Bunbury Regional Prison
- Interactive map of Bunbury Regional Prison
- Location: Davenport, Western Australia; 33°23′01″S 115°40′15″E﻿ / ﻿33.383589°S 115.670852°E;
- Status: Operational
- Security class: Maximum (remand only), medium, minimum (Male only)
- Capacity: 572
- Opened: 5 February 1971
- Managed by: Department of Justice, Western Australia

= Bunbury Regional Prison =

Prison in Western Australia

Bunbury Regional Prison is a multi-security prison located in College Grove, a southern suburb of Bunbury, Western Australia. It opened in February 1971, and the minimum-security block was commissioned in 1982. Self-care units were added in 1992 that allowed some prisoners to do their own cooking and cleaning.

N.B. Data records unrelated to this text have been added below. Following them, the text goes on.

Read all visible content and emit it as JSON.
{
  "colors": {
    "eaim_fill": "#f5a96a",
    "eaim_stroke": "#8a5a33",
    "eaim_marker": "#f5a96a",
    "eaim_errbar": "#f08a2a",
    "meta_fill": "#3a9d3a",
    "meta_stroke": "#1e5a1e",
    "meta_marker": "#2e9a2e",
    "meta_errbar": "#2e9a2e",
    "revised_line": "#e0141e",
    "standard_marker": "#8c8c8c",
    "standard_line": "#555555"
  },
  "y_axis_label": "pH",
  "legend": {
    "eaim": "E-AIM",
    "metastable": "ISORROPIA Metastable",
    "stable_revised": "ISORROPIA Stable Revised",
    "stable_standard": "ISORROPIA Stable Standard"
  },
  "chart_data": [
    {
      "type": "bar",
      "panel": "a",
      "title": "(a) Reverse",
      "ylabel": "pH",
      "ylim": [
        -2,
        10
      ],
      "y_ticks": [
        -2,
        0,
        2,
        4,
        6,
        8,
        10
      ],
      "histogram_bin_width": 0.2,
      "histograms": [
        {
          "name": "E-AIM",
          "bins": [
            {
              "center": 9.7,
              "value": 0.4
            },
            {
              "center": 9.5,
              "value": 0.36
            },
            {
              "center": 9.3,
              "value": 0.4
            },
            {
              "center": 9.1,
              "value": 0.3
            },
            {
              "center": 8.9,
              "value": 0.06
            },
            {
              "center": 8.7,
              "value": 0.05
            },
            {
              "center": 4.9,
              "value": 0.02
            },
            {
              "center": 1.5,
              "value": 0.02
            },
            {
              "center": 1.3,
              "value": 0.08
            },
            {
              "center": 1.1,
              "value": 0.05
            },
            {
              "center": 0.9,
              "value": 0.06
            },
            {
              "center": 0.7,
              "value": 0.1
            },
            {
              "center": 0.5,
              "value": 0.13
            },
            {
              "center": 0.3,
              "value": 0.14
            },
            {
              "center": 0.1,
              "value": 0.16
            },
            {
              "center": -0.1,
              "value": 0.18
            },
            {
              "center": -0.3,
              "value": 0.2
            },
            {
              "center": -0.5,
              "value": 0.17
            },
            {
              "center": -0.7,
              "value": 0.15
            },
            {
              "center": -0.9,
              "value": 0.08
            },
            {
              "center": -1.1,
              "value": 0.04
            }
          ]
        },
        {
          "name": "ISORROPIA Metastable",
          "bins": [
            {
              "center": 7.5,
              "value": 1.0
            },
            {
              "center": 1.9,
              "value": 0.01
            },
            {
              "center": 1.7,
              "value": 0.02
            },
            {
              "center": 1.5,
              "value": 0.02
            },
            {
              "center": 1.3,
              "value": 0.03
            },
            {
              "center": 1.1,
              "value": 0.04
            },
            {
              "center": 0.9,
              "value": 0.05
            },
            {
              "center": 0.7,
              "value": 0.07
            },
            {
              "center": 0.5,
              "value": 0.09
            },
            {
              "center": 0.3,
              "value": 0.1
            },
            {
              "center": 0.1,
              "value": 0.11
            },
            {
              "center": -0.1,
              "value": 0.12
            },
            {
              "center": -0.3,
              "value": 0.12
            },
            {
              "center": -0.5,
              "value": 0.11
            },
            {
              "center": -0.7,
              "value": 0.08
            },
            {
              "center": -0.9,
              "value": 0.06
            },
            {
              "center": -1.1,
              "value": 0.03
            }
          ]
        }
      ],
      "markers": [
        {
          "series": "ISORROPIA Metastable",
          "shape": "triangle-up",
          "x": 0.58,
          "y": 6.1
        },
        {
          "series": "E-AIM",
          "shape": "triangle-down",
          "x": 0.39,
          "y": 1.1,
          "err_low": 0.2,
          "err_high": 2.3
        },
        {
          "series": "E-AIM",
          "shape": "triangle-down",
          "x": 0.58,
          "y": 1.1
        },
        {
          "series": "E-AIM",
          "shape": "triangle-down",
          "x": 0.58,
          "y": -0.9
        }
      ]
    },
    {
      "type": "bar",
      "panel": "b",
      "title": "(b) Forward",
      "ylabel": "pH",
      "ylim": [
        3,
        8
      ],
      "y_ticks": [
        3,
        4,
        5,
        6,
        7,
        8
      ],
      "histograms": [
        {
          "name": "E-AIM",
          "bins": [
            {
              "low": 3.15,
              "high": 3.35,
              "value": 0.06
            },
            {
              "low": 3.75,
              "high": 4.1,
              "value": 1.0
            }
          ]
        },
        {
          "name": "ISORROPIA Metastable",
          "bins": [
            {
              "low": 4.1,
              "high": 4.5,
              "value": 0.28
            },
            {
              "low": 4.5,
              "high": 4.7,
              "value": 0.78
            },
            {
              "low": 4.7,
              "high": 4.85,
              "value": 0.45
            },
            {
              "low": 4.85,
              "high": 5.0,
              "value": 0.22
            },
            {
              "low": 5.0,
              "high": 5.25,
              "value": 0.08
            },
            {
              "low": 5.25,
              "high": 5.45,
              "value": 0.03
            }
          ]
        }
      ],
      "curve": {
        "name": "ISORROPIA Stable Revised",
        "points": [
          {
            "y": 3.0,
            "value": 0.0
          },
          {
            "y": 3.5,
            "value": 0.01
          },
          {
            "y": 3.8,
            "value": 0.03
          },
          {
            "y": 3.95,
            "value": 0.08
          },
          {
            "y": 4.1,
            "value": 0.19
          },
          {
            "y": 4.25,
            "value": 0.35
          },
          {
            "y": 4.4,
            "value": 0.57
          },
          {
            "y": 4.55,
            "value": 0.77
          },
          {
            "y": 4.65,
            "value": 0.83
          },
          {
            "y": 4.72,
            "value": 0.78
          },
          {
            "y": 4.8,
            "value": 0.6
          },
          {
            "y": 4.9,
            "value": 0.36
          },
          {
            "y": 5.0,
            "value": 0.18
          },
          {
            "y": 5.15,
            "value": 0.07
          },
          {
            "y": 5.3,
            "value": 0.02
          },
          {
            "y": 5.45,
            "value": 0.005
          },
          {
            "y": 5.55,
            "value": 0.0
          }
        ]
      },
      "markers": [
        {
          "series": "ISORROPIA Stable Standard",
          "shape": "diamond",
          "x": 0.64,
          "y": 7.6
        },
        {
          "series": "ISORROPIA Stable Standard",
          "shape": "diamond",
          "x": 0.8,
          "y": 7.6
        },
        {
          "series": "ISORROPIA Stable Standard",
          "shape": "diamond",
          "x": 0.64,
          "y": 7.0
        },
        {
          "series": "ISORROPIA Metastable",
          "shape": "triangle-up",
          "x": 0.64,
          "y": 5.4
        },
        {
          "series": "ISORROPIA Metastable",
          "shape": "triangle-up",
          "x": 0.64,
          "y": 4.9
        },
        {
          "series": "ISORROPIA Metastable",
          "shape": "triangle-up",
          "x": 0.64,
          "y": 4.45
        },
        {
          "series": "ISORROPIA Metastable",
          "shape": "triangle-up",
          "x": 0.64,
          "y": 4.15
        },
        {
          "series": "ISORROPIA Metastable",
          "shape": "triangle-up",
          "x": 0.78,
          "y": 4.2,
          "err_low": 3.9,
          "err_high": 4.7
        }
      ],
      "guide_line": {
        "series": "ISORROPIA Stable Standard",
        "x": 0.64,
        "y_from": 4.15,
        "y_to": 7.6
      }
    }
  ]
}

Offenders are expected to work or study, and can access the prison's education and employment facilities. In the education centre, prisoners can study subjects from basic adult literacy and numeracy to a wide range of TAFE subjects and courses. A feature of the prison is a market garden which supplies a large proportion of fresh vegetables consumed in the State's prisons. It is the major employer of minimum-security prisoners and off-sets the cost of managing prisons in the State.

The prison found itself in the news in 2005, when two minimum-security inmates escaped. Additionally sex offender Paul Stephen Keating held a female art tutor hostage for over six hours and during this time sexually assaulted her. Not long after these incidents, the State Government announced that Bunbury would be the first regional prison to have personal duress alarms for staff.

In July 2005, then Justice Minister John D'Orazio announced a $9.6million upgrade of Bunbury Regional Prison to improve its security and to improve offender rehabilitation.

In September 2008 a new Pre-Release Unit was opened to house minimum security prisoners, the size of this unit was 72 beds, now increased to 110 beds.